A compact collection of lyric sonnets and short poems ranging from intimate meditations to more formal exercises. Many pieces probe impermanence, longing, and the pursuit of beauty, alternating quiet elegies on loss and weariness with assertions of resilience, desire, and contemplative rest. The final sequence adapts and reimagines Persian odes, evoking Hafez’s spirit rather than literal translation. Poetic forms shift between sonnet-like structures and freer lyrics, unified by musical diction, images of nature and wandering, and a tone that balances elegiac restraint with vivid sensory detail.

32

I said, ‘Thou knowest, O all-knowing Friend,
My trouble for thee’. He said ‘Speak not so:
Thy sorrow came; thy sorrow too shall go.’

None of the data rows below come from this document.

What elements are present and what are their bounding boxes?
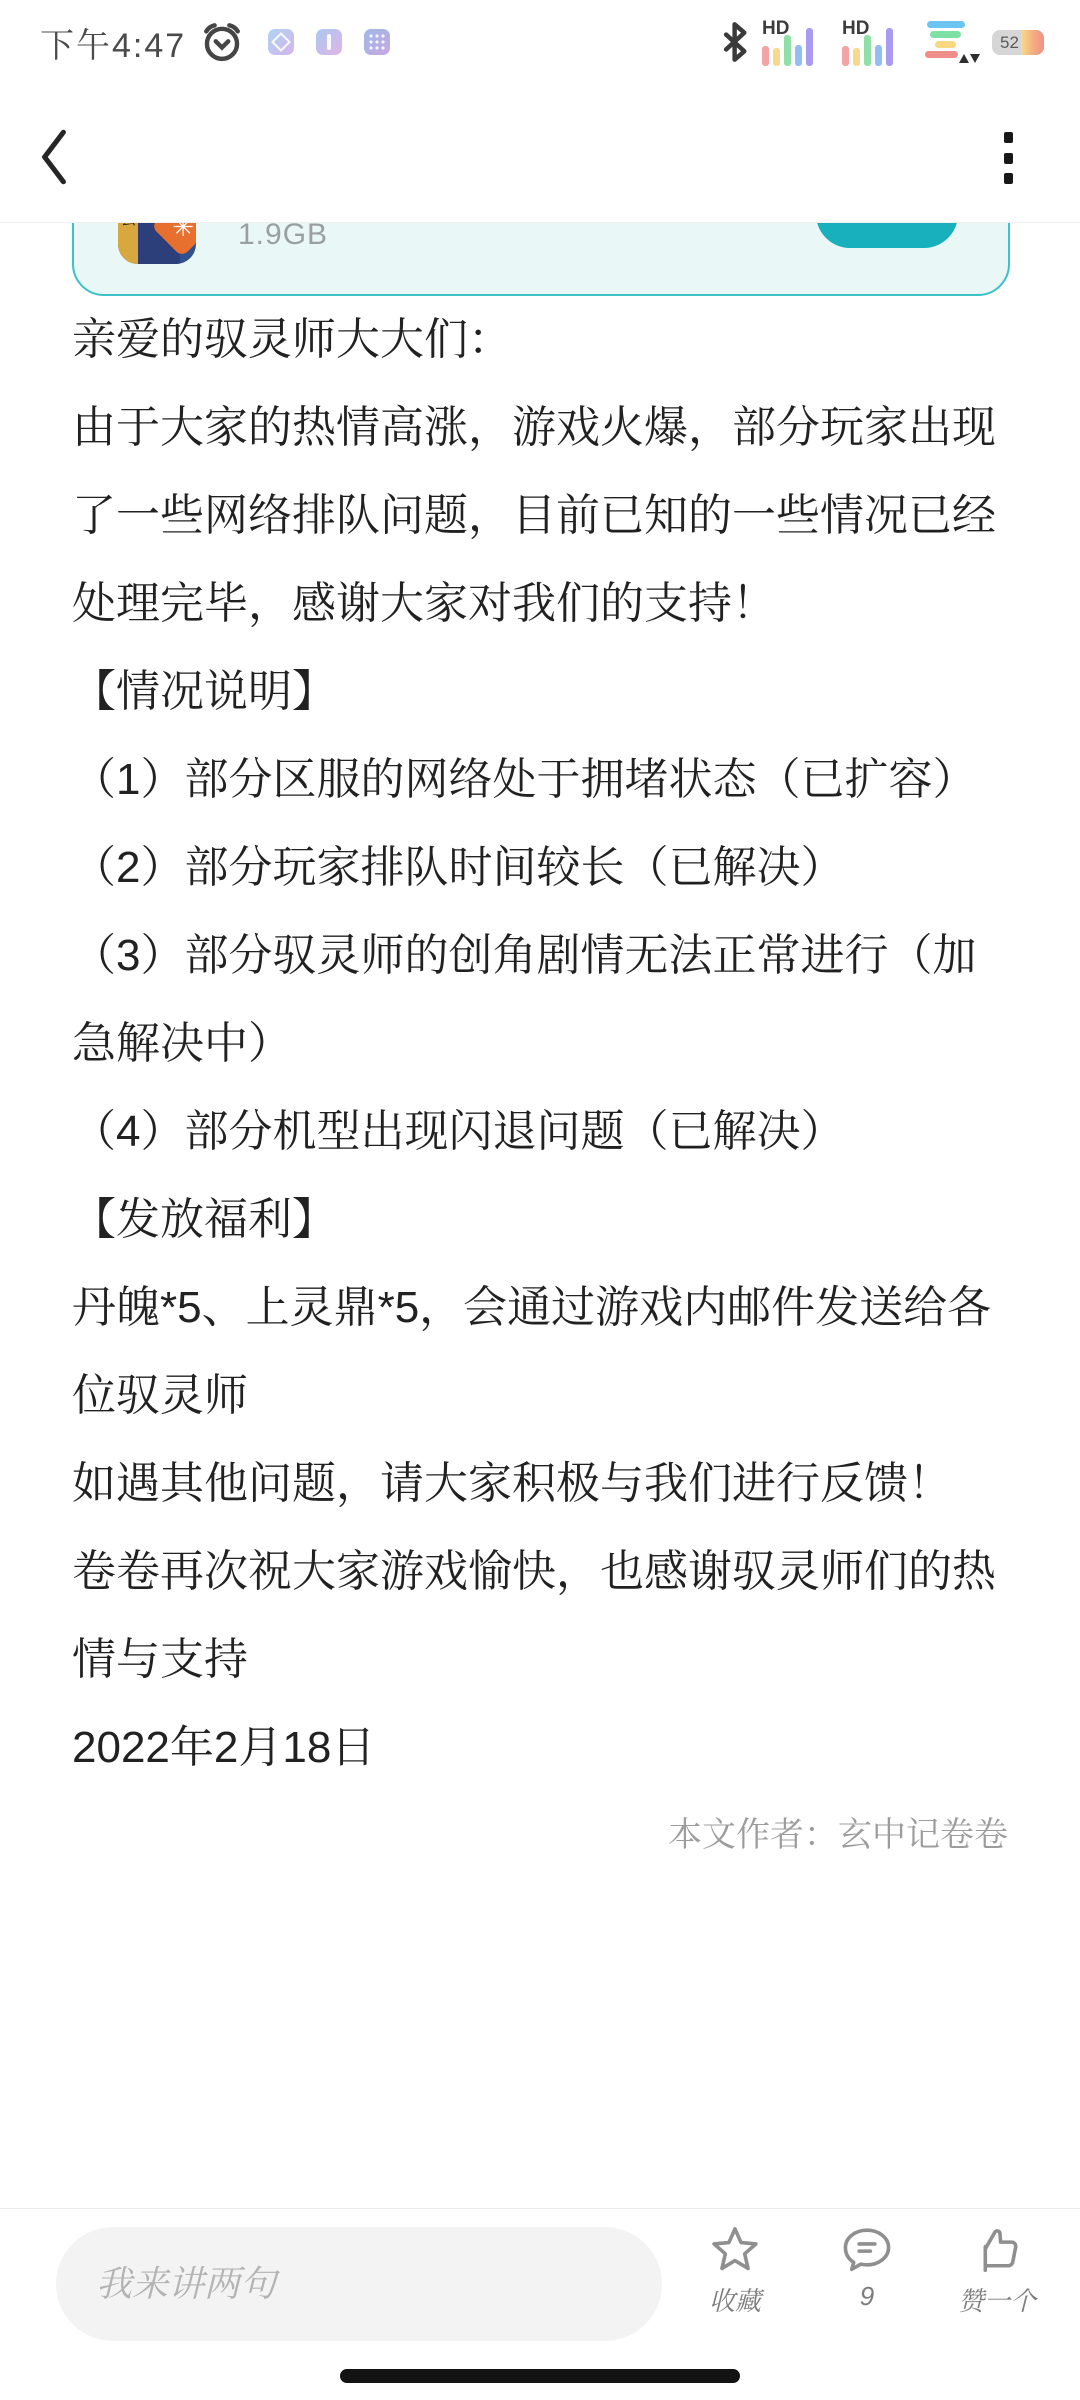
section-title-benefit: 【发放福利】	[72, 1176, 1008, 1264]
article-author: 本文作者：玄中记卷卷	[72, 1808, 1008, 1862]
benefit-body: 丹魄*5、上灵鼎*5，会通过游戏内邮件发送给各位驭灵师	[72, 1264, 1008, 1440]
more-menu-icon	[1004, 153, 1013, 164]
sim2-signal-icon: HD	[842, 18, 908, 66]
signal-bars-icon	[842, 28, 893, 66]
home-indicator[interactable]	[340, 2369, 740, 2383]
article-greeting: 亲爱的驭灵师大大们：	[72, 296, 1008, 384]
feedback-line: 如遇其他问题，请大家积极与我们进行反馈！	[72, 1440, 1008, 1528]
notification-app-icon	[364, 29, 390, 55]
bottom-bar: 收藏 9 赞一个	[0, 2208, 1080, 2400]
comments-button[interactable]: 9	[822, 2223, 912, 2312]
favorite-label: 收藏	[690, 2281, 780, 2318]
article-date: 2022年2月18日	[72, 1704, 1008, 1792]
situation-item: （1）部分区服的网络处于拥堵状态（已扩容）	[72, 736, 1008, 824]
nav-bar	[0, 80, 1080, 222]
bluetooth-icon	[722, 21, 748, 63]
like-label: 赞一个	[952, 2281, 1042, 2318]
situation-item: （3）部分驭灵师的创角剧情无法正常进行（加急解决中）	[72, 912, 1008, 1088]
like-button[interactable]: 赞一个	[952, 2223, 1042, 2318]
favorite-button[interactable]: 收藏	[690, 2223, 780, 2318]
status-bar: 下午4:47	[40, 16, 1044, 68]
notification-app-icon	[268, 29, 294, 55]
star-icon	[708, 2223, 762, 2277]
section-title-situation: 【情况说明】	[72, 648, 1008, 736]
comment-input[interactable]	[56, 2227, 662, 2341]
status-bar-left: 下午4:47	[40, 18, 390, 67]
comment-count: 9	[822, 2281, 912, 2312]
more-menu-icon	[1004, 173, 1013, 184]
signal-bars-icon	[762, 28, 813, 66]
situation-item: （2）部分玩家排队时间较长（已解决）	[72, 824, 1008, 912]
more-menu-button[interactable]	[1002, 132, 1014, 184]
back-icon	[36, 128, 72, 186]
battery-icon: 52	[992, 30, 1044, 55]
situation-item: （4）部分机型出现闪退问题（已解决）	[72, 1088, 1008, 1176]
clock-time: 下午4:47	[40, 18, 186, 67]
app-size: 1.9GB	[238, 218, 328, 252]
sim1-signal-icon: HD	[762, 18, 828, 66]
status-bar-right: HD HD	[722, 18, 1044, 66]
data-arrows-icon	[959, 54, 980, 63]
comment-bubble-icon	[840, 2223, 894, 2277]
comment-input-pill[interactable]	[56, 2227, 662, 2341]
back-button[interactable]	[36, 128, 72, 186]
battery-percent: 52	[1000, 30, 1019, 55]
article-intro: 由于大家的热情高涨，游戏火爆，部分玩家出现了一些网络排队问题，目前已知的一些情况…	[72, 384, 1008, 648]
thanks-line: 卷卷再次祝大家游戏愉快，也感谢驭灵师们的热情与支持	[72, 1528, 1008, 1704]
screen: 下午4:47	[0, 0, 1080, 2400]
notification-app-icon	[316, 29, 342, 55]
battery-fill	[1021, 30, 1044, 55]
more-menu-icon	[1004, 132, 1013, 143]
alarm-icon	[200, 20, 244, 64]
header: 下午4:47	[0, 0, 1080, 223]
network-traffic-icon	[922, 21, 978, 63]
notification-icons	[268, 29, 390, 55]
article-body: 亲爱的驭灵师大大们： 由于大家的热情高涨，游戏火爆，部分玩家出现了一些网络排队问…	[72, 296, 1008, 1862]
thumbs-up-icon	[970, 2223, 1024, 2277]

I said, ‘O light of Truth, when wilt thou spend
Thy radiance?’ Answer heard I, ‘It may be
This will not alway be denied to thee.’
I said, ‘O Merciful, when wilt to me
Show mercy?’ He replied ‘Till that time is
Endure thou patiently my tyrannies.’
I said again, ‘All-seeing, who dost see
How long is pain, behold’st thou not then too
How short sweet joy was?’—Answer’d he anew,
‘Be not thus comfortless, but comprehend:
Ev’n as thy joys, thy sorrows too shall end.’